Coincée par toutes les divergences internes, la FNSEA s'est fendue, le 26 juin 2013, d'un communiqué qui ne fâche personne... La veille, son chef de file était pourtant plus critique.

Les chambres d'agriculture appellent quant à elles au « pragmatisme », tant dans l'application d'un verdissement assoupli qu'en matière de convergence. Les associations environnementales, enfin, espèrent que la France saura saisir les leviers disponibles pour s'orienter vers l'agroécologie.

Le deuxième pilier : un outil de réorientation des aides

L'influence du deuxième pilier de la Pac (développement rural) sur les aides aux exploitations est encore plus difficile à évaluer que celle du premier pilier :

- d'une part, parce que la subsidiarité des Etats est plus importante,

- d'autre part parce que les régions vont pour la première fois jouer un rôle plus fort, celui d'autorité de gestion, dont les contours sont encore flous.

Autre incertitude : le budget. Paris peut décider de transférer jusqu'à 15 % de l'enveloppe du premier pilier vers le deuxième et vice-versa. Un glissement des fonds vers le développement rural permettrait notamment de renforcer l'ICHN et le dispositif des mesures agroenvironnementales (MAE) en l'orientant, par exemple, vers des pratiques « agroécologiques », comme le souhaite Stéphane Le Foll.

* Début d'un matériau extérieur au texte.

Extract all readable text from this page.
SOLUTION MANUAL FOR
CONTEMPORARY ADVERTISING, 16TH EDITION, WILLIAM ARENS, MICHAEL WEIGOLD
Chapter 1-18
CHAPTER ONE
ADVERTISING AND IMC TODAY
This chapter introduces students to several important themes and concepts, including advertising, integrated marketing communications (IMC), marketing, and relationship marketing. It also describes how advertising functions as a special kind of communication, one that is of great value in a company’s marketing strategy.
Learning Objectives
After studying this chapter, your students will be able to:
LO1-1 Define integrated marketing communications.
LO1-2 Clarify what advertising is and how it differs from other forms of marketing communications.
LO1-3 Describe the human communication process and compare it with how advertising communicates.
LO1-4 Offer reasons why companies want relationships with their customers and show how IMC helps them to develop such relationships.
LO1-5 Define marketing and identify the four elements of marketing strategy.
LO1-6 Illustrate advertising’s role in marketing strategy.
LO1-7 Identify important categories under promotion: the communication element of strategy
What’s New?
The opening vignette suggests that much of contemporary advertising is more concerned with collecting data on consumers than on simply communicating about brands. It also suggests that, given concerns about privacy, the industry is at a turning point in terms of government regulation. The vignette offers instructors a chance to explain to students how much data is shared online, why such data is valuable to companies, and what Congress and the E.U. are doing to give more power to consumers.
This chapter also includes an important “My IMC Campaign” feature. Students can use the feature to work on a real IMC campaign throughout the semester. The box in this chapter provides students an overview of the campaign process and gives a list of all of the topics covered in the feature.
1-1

Ce que l'on peut dire aujourd'hui sans se tromper, c'est que les MAE seront renforcées. Elles devront être complémentaires aux pratiques soutenues dans le cadre du verdissement. Le gouvernement veut créer des MAE « systèmes », qui engageraient l'agriculteur à l'échelle de son exploitation et non plus seulement à celle de la surface (mais les MAE à la surface continueront d'exister en parallèle).

Le ministère travaille à une courte liste de systèmes d'exploitation, comme l'agriculture biologique, les systèmes pastoraux (de plaine ou de montagne), les grandes cultures économes en intrants, ou encore la polyculture-élevage à l'herbe...

Pour chacun, les régions pourront régler certains paramètres, par exemple l'économie d'intrants attendue.

Les agriculteurs devraient avoir à leur disposition une gamme progressive de MAE pour les accompagner quel que soit leur engagement environnemental. Plus les exigences seront élevées, plus le soutien le sera. Et si une MAE système est souscrite collectivement, elle bénéficiera d'une dotation supplémentaire (jusqu'à 30 %), notamment pour intégrer le coût de l'animation.

Autre nouveauté pouvant impacter les aides : le rehaussement du plafond de l'ICHN de 300 à 450 €/ha. Ce qui devrait faciliter l'intégration de la PHAE dans l'ICHN souhaitée par le gouvernement. Une MAE pourrait prendre le relais de la prime herbagère en plaine.